CernVM-FS, A Scalable, Distributed Read-Only File-System
HPC clusters often use environment modules to share software between compute nodes.
Environment modules are software compiled in a different root (for example gcc
can be compiled to be installed inside /cvmfs/software/2022.1/modules/gcc
), and because of this, the environment variables must be modified (like PATH=/cvmfs/software/2022.1/modules/gcc/bin
).
The problem that environment modules solve is that if we had to manually install each software, the environment would be easily polluted. Using module load
, it is possible to modify dynamically the environment easily. Moreover, with the environment modules, it is possible to install several versions of the same software.
These environment modules are shared using a distributed, cache-aggressive file-system called CernVM-FS.
The architecture is very similar to a database where the changes are done using the main database (Stratum 0) and the clients are using read-only replicas (Stratum 1). These Stratum 1 are load balanced using Geo API.

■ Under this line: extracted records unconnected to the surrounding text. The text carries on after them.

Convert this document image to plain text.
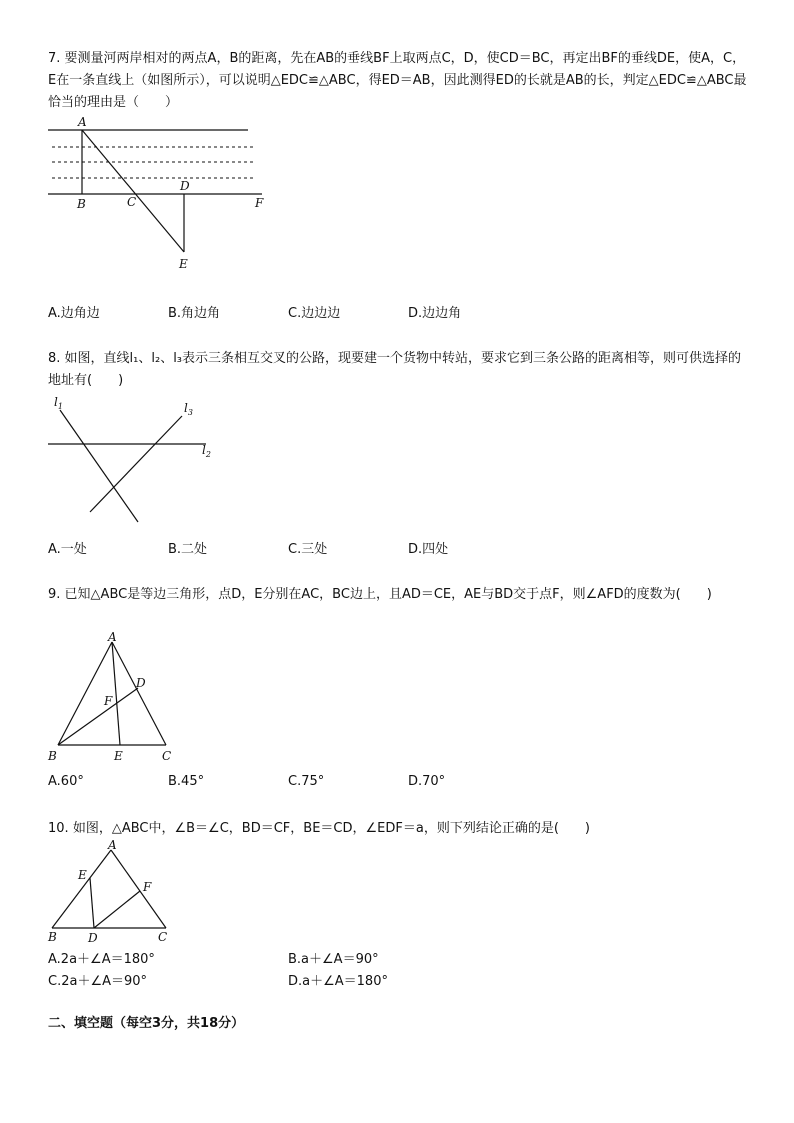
7. 要测量河两岸相对的两点A，B的距离，先在AB的垂线BF上取两点C，D，使CD＝BC，再定出BF的垂线DE，使A，C，E在一条直线上（如图所示），可以说明△EDC≌△ABC，得ED＝AB，因此测得ED的长就是AB的长，判定△EDC≌△ABC最恰当的理由是（　　）

A
B	C
D
E
F
A.边角边	B.角边角	C.边边边	D.边边角

8. 如图，直线l₁、l₂、l₃表示三条相互交叉的公路，现要建一个货物中转站，要求它到三条公路的距离相等，则可供选择的地址有(　　)

$l_1$	$l_3$
$l_2$
A.一处	B.二处	C.三处	D.四处

9. 已知△ABC是等边三角形，点D，E分别在AC，BC边上，且AD＝CE，AE与BD交于点F，则∠AFD的度数为(　　)

A
B	C
D
E
F
A.60°	B.45°	C.75°	D.70°

10. 如图，△ABC中，∠B＝∠C，BD＝CF，BE＝CD，∠EDF＝a，则下列结论正确的是(　　)

A
E
F
B	D	C
A.2a＋∠A＝180°	B.a＋∠A＝90°
C.2a＋∠A＝90°	D.a＋∠A＝180°
二、填空题（每空3分，共18分）
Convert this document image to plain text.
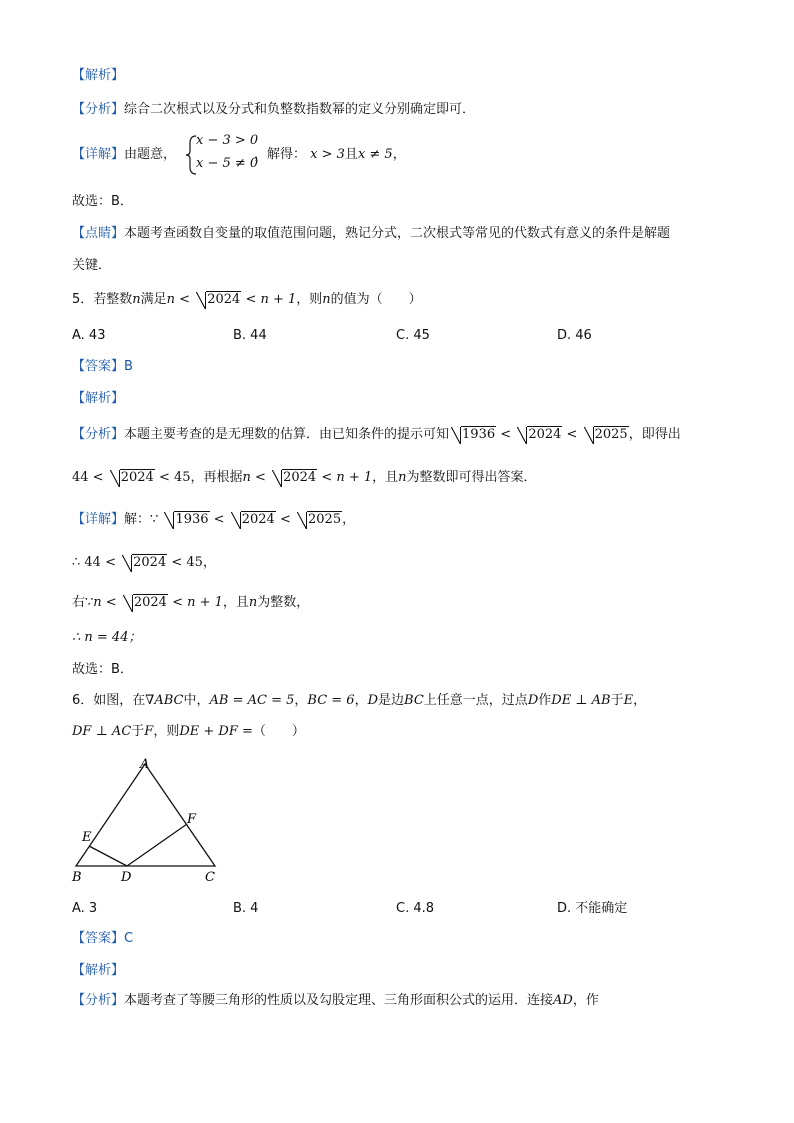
【解析】
【分析】综合二次根式以及分式和负整数指数幂的定义分别确定即可．
【详解】由题意，
x − 3 > 0
x − 5 ≠ 0
，解得： x > 3且x ≠ 5，
故选：B．
【点睛】本题考查函数自变量的取值范围问题，熟记分式，二次根式等常见的代数式有意义的条件是解题
关键．
5．若整数n满足n < 2024 < n + 1，则n的值为（　　）
A. 43	B. 44	C. 45	D. 46
【答案】B
【解析】
【分析】本题主要考查的是无理数的估算．由已知条件的提示可知 1936 < 2024 < 2025，即得出
44 < 2024 < 45，再根据n < 2024 < n + 1，且n为整数即可得出答案．
【详解】解：∵ 1936 < 2024 < 2025，
∴ 44 < 2024 < 45，
右∵n < 2024 < n + 1，且n为整数，
∴ n = 44；
故选：B．
6．如图，在∇ABC中，AB = AC = 5，BC = 6，D是边BC上任意一点，过点D作DE ⊥ AB于E，
DF ⊥ AC于F，则DE + DF =（　　）
A
E
F
B	D	C
A. 3	B. 4	C. 4.8	D. 不能确定
【答案】C
【解析】
【分析】本题考查了等腰三角形的性质以及勾股定理、三角形面积公式的运用．连接AD，作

Each site is also equipped with a squid proxy, which is a full-featured caching proxy.
An equivalent software could be S3 Fuse.
However, CVMFS is unique because it serves its files via HTTP. The aggressive caching of CVMFS and Squid Proxy makes the data extremely well distributed. It is also possible to use S3 as a backend for CVMFS.
ClusterFactory distributes a CVMFS server container image made to create Stratum 1 CVMFS servers on Kubernetes, so our customers get our software by replicating our CVMFS server.